I was sent to Washington because of LIVESTRONG‘s community partnership with Camp Kesem. Camp Kesem is a free camp for kids whose parents were diagnosed with cancer. Sharing similar stories to the kids sent to camp each year, I felt compelled to become a student leader in Camp Kesem and the One Voice Against Cancer to share my story. Lobbying for legislative action in One Voice Against Cancer helped me find my voice. I’m the voice of a generation where “cancer” is a household name. This is unacceptable. Every year the NIH loses critical funding, and as a result, the U.S. loses life-saving medical research that could potentially lead to the development of new and better ways to prevent, diagnose and treat cancer. I can’t help but worry that these budget short-cuts will have devastating consequences for Americans in the future. With budget discrepancies between both the House and the Senate, it is hard to predict today where the NIH funding level will settle but I am hopeful that meeting our representatives and sharing our stories started a conversation and opened new relationships of support with Congress. I believe starting a conversation is vital to OVAC’s goal in prioritizing cancer for lawmakers. In these two days, I met America’s leading cancer advocates and I am humbled by their daily commitment to the fight against cancer.
OVAC is just the beginning for me and I look forward to sharing my voice in the fight against cancer. Thank you LIVESTRONG and Camp Kesem for allowing me to represent your organizations. It truly was an experience of a lifetime!

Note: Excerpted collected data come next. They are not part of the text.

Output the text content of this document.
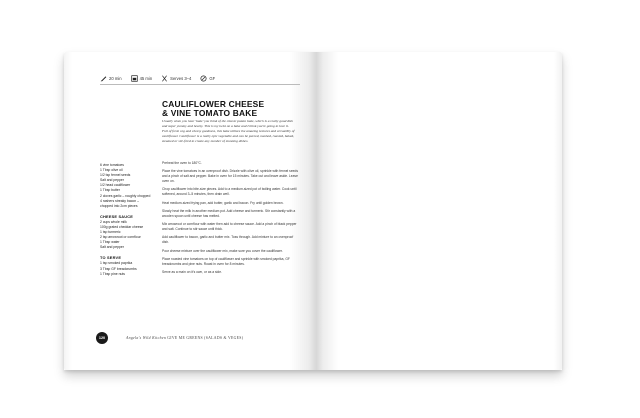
20 min	45 min	Serves 3–4	GF
CAULIFLOWER CHEESE
& VINE TOMATO BAKE
Usually when you hear 'bake' you think of the classic potato bake, which is a really good dish and super yummy and hearty. This is my twist on a bake and I think you're going to love it. Full of fresh veg and cheesy goodness, this bake utilises the amazing textures and versatility of cauliflower. Cauliflower is a really epic vegetable and can be pureed, mashed, roasted, baked, steamed or stir-fried to create any number of stunning dishes.
6 vine tomatoes
1 Tbsp olive oil
1/2 tsp fennel seeds
Salt and pepper
1/2 head cauliflower
1 Tbsp butter
2 cloves garlic – roughly chopped
4 rashers streaky bacon – chopped into 2cm pieces
CHEESE SAUCE
2 cups whole milk
100g grated cheddar cheese
1 tsp turmeric
2 tsp arrowroot or cornflour
1 Tbsp water
Salt and pepper
TO SERVE
1 tsp smoked paprika
3 Tbsp GF breadcrumbs
1 Tbsp pine nuts
Preheat the oven to 180°C.
Place the vine tomatoes in an ovenproof dish. Drizzle with olive oil, sprinkle with fennel seeds and a pinch of salt and pepper. Bake in oven for 15 minutes. Take out and leave aside. Leave oven on.
Chop cauliflower into bite-size pieces. Add to a medium-sized pot of boiling water. Cook until softened, around 3–5 minutes, then drain well.
Heat medium-sized frying pan, add butter, garlic and bacon. Fry until golden brown.
Slowly heat the milk in another medium pot. Add cheese and turmeric. Stir constantly with a wooden spoon until cheese has melted.
Mix arrowroot or cornflour with water then add to cheese sauce. Add a pinch of black pepper and salt. Continue to stir sauce until thick.
Add cauliflower to bacon, garlic and butter mix. Toss through. Add mixture to an ovenproof dish.
Pour cheese mixture over the cauliflower mix, make sure you cover the cauliflower.
Place roasted vine tomatoes on top of cauliflower and sprinkle with smoked paprika, GF breadcrumbs and pine nuts. Roast in oven for 8 minutes.
Serve as a main on it's own, or as a side.
120	Angela's Wild Kitchen GIVE ME GREENS (SALADS & VEGES)
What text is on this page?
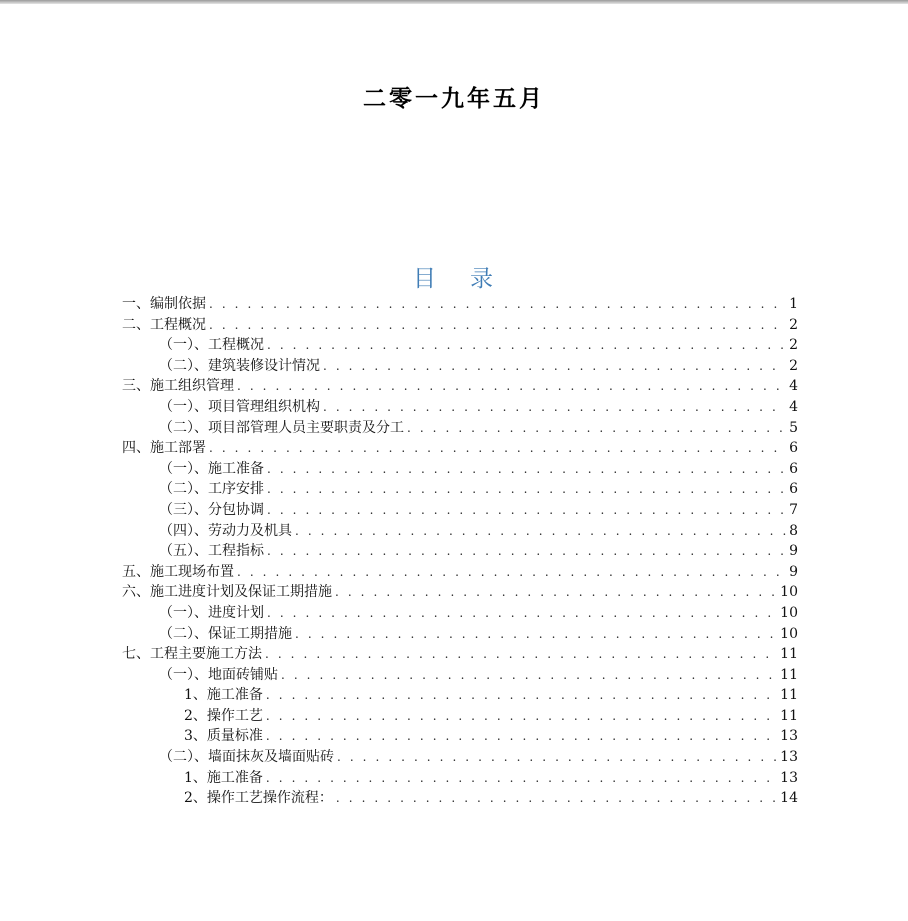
二零一九年五月
目 录
一、编制依据 . . .	1
二、工程概况 . . .	2
（一）、工程概况 . . .	2
（二）、建筑装修设计情况 . . .	2
三、施工组织管理 . . .	4
（一）、项目管理组织机构 . . .	4
（二）、项目部管理人员主要职责及分工 . . .	5
四、施工部署 . . .	6
（一）、施工准备 . . .	6
（二）、工序安排 . . .	6
（三）、分包协调 . . .	7
（四）、劳动力及机具 . . .	8
（五）、工程指标 . . .	9
五、施工现场布置 . . .	9
六、施工进度计划及保证工期措施 . . .	10
（一）、进度计划 . . .	10
（二）、保证工期措施 . . .	10
七、工程主要施工方法 . . .	11
（一）、地面砖铺贴 . . .	11
1、施工准备 . . .	11
2、操作工艺 . . .	11
3、质量标准 . . .	13
（二）、墙面抹灰及墙面贴砖 . . .	13
1、施工准备 . . .	13
2、操作工艺操作流程： . . .	14
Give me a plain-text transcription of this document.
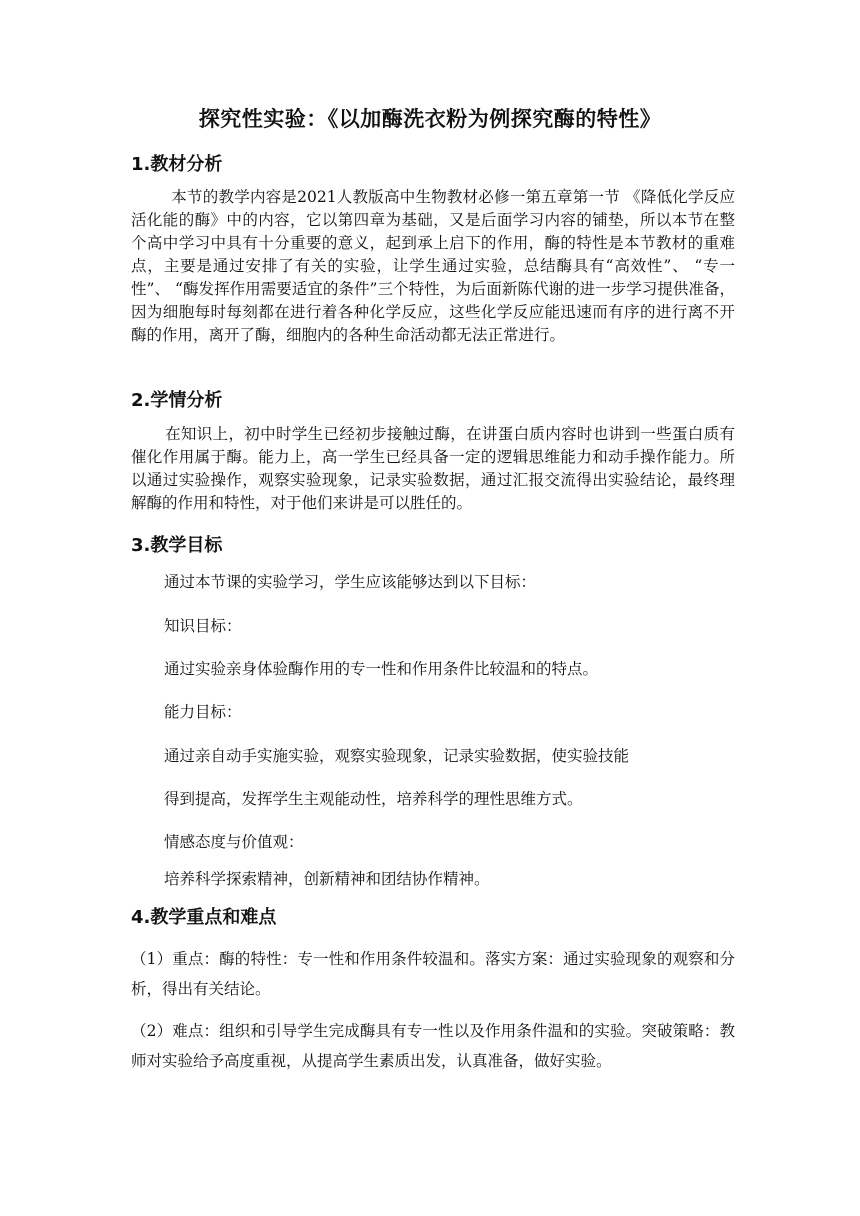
探究性实验：《以加酶洗衣粉为例探究酶的特性》
1.教材分析

本节的教学内容是2021人教版高中生物教材必修一第五章第一节 《降低化学反应活化能的酶》中的内容，它以第四章为基础，又是后面学习内容的铺垫，所以本节在整个高中学习中具有十分重要的意义，起到承上启下的作用，酶的特性是本节教材的重难点，主要是通过安排了有关的实验，让学生通过实验，总结酶具有“高效性”、 “专一性”、 “酶发挥作用需要适宜的条件”三个特性，为后面新陈代谢的进一步学习提供准备，因为细胞每时每刻都在进行着各种化学反应，这些化学反应能迅速而有序的进行离不开酶的作用，离开了酶，细胞内的各种生命活动都无法正常进行。

2.学情分析

在知识上，初中时学生已经初步接触过酶，在讲蛋白质内容时也讲到一些蛋白质有催化作用属于酶。能力上，高一学生已经具备一定的逻辑思维能力和动手操作能力。所以通过实验操作，观察实验现象，记录实验数据，通过汇报交流得出实验结论，最终理解酶的作用和特性，对于他们来讲是可以胜任的。

3.教学目标

通过本节课的实验学习，学生应该能够达到以下目标：

知识目标：

通过实验亲身体验酶作用的专一性和作用条件比较温和的特点。

能力目标：

通过亲自动手实施实验，观察实验现象，记录实验数据，使实验技能

得到提高，发挥学生主观能动性，培养科学的理性思维方式。

情感态度与价值观：

培养科学探索精神，创新精神和团结协作精神。

4.教学重点和难点

（1）重点：酶的特性：专一性和作用条件较温和。落实方案：通过实验现象的观察和分析，得出有关结论。

（2）难点：组织和引导学生完成酶具有专一性以及作用条件温和的实验。突破策略：教师对实验给予高度重视，从提高学生素质出发，认真准备，做好实验。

I feel very honored to be able to represent LIVESTRONG at the One Voice Against Cancer Lobby Day. My group met with Congressman Bob Gibbs, Congressman David Joyce and Legislative Assistant Val Molaison in Senator Sherrod Brown’s office. After we introduced ourselves and shared our stories, we furnished each one with a leave behind folder of information describing the state of the war on cancer and how the Sequester is affecting research, clinical trials, screenings and so much more. We asked each of them to work toward ending the sequester and to restore and increase funding to NIH for the cancer fight. I was pleased in all three meetings to receive very positive feedback and a commitment to support our platform.

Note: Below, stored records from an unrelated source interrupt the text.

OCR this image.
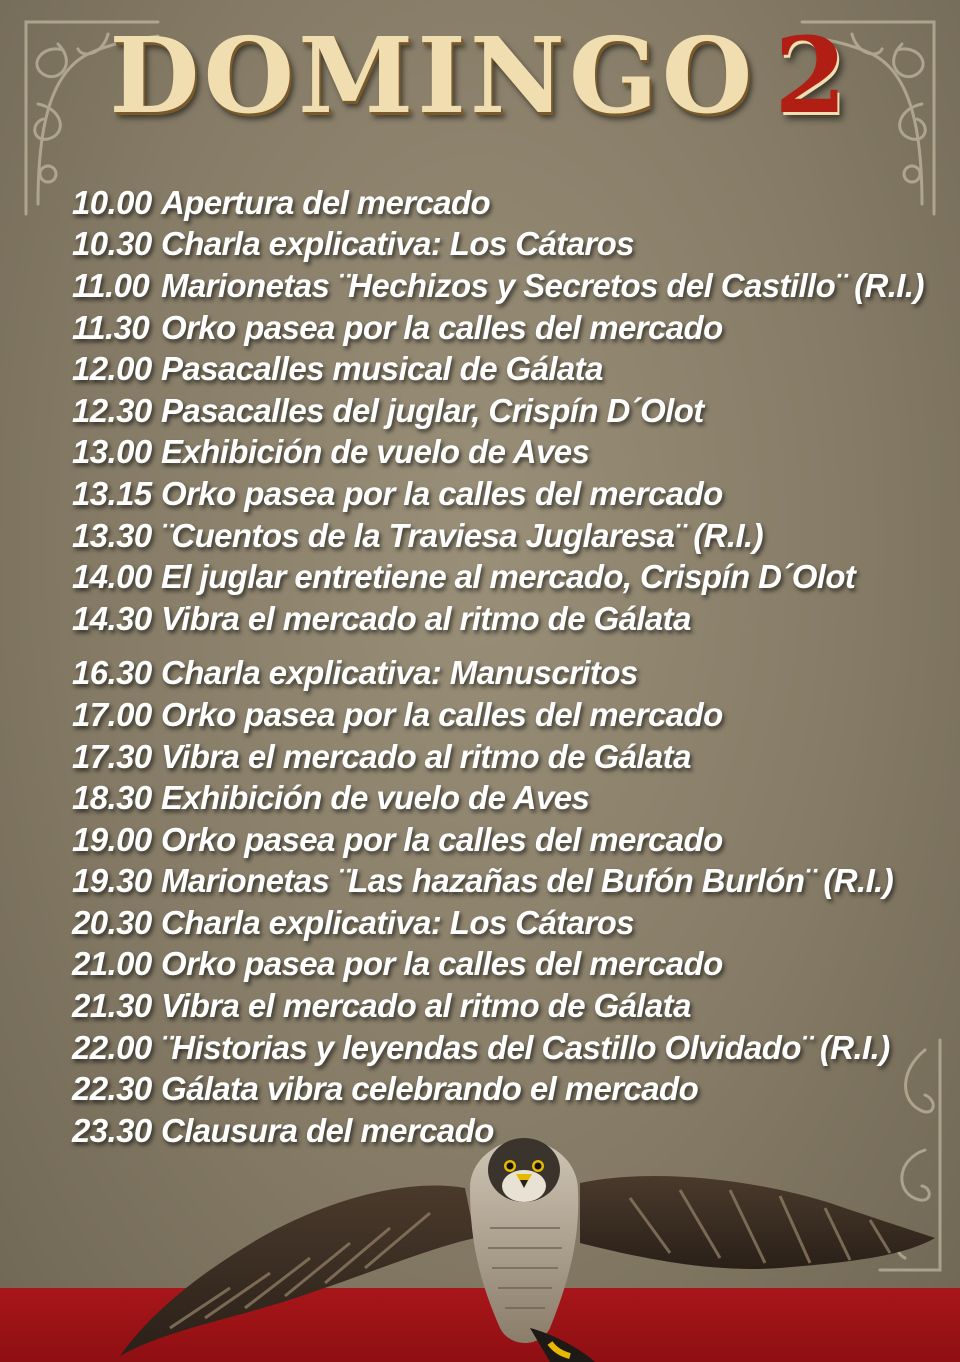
DOMINGO 2
10.00 Apertura del mercado
10.30 Charla explicativa: Los Cátaros
11.00 Marionetas ¨Hechizos y Secretos del Castillo¨ (R.I.)
11.30 Orko pasea por la calles del mercado
12.00 Pasacalles musical de Gálata
12.30 Pasacalles del juglar, Crispín D´Olot
13.00 Exhibición de vuelo de Aves
13.15 Orko pasea por la calles del mercado
13.30 ¨Cuentos de la Traviesa Juglaresa¨ (R.I.)
14.00 El juglar entretiene al mercado, Crispín D´Olot
14.30 Vibra el mercado al ritmo de Gálata
16.30 Charla explicativa: Manuscritos
17.00 Orko pasea por la calles del mercado
17.30 Vibra el mercado al ritmo de Gálata
18.30 Exhibición de vuelo de Aves
19.00 Orko pasea por la calles del mercado
19.30 Marionetas ¨Las hazañas del Bufón Burlón¨ (R.I.)
20.30 Charla explicativa: Los Cátaros
21.00 Orko pasea por la calles del mercado
21.30 Vibra el mercado al ritmo de Gálata
22.00 ¨Historias y leyendas del Castillo Olvidado¨ (R.I.)
22.30 Gálata vibra celebrando el mercado
23.30 Clausura del mercado
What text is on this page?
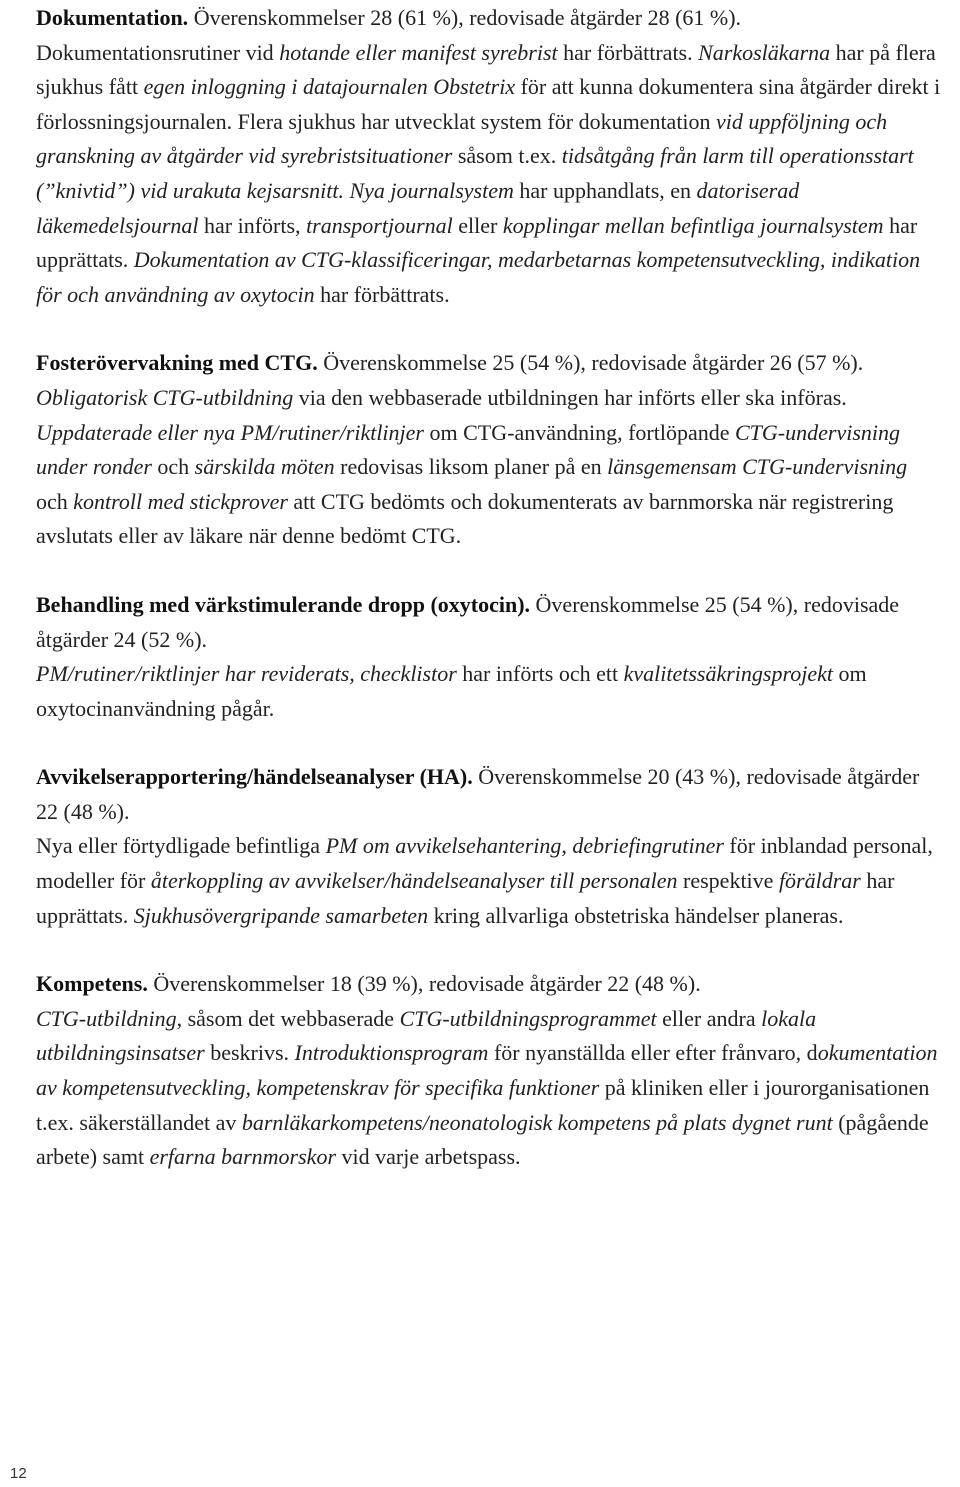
Dokumentation. Överenskommelser 28 (61 %), redovisade åtgärder 28 (61 %).
Dokumentationsrutiner vid hotande eller manifest syrebrist har förbättrats. Narkosläkarna har på flera sjukhus fått egen inloggning i datajournalen Obstetrix för att kunna dokumentera sina åtgärder direkt i förlossningsjournalen. Flera sjukhus har utvecklat system för dokumentation vid uppföljning och granskning av åtgärder vid syrebristsituationer såsom t.ex. tidsåtgång från larm till operationsstart (”knivtid”) vid urakuta kejsarsnitt. Nya journalsystem har upphandlats, en datoriserad läkemedelsjournal har införts, transportjournal eller kopplingar mellan befintliga journalsystem har upprättats. Dokumentation av CTG-klassificeringar, medarbetarnas kompetensutveckling, indikation för och användning av oxytocin har förbättrats.

Fosterövervakning med CTG. Överenskommelse 25 (54 %), redovisade åtgärder 26 (57 %).
Obligatorisk CTG-utbildning via den webbaserade utbildningen har införts eller ska införas. Uppdaterade eller nya PM/rutiner/riktlinjer om CTG-användning, fortlöpande CTG-undervisning under ronder och särskilda möten redovisas liksom planer på en länsgemensam CTG-undervisning och kontroll med stickprover att CTG bedömts och dokumenterats av barnmorska när registrering avslutats eller av läkare när denne bedömt CTG.

Behandling med värkstimulerande dropp (oxytocin). Överenskommelse 25 (54 %), redovisade åtgärder 24 (52 %).
PM/rutiner/riktlinjer har reviderats, checklistor har införts och ett kvalitetssäkringsprojekt om oxytocinanvändning pågår.

Avvikelserapportering/händelseanalyser (HA). Överenskommelse 20 (43 %), redovisade åtgärder 22 (48 %).
Nya eller förtydligade befintliga PM om avvikelsehantering, debriefingrutiner för inblandad personal, modeller för återkoppling av avvikelser/händelseanalyser till personalen respektive föräldrar har upprättats. Sjukhusövergripande samarbeten kring allvarliga obstetriska händelser planeras.

Kompetens. Överenskommelser 18 (39 %), redovisade åtgärder 22 (48 %).
CTG-utbildning, såsom det webbaserade CTG-utbildningsprogrammet eller andra lokala utbildningsinsatser beskrivs. Introduktionsprogram för nyanställda eller efter frånvaro, dokumentation av kompetensutveckling, kompetenskrav för specifika funktioner på kliniken eller i jourorganisationen t.ex. säkerställandet av barnläkarkompetens/neonatologisk kompetens på plats dygnet runt (pågående arbete) samt erfarna barnmorskor vid varje arbetspass.

12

We also asked each one to make a one minute speech from the floor, voicing their concern and support for making cancer a top priority. Each of them agreed it was an excellent opportunity and would look into making the speech to the legislature. All in all, it was a very productive day with some excellent dialogue with each one. I will be very attentive to what happens on the floor in the next few weeks. That’s how we’ll be able to measure the effectiveness of the OVAC Lobby Day 2013. Being with so many passionate and hard working cancer warriors strengthens my resolve and commitment to making a difference in this war against cancer.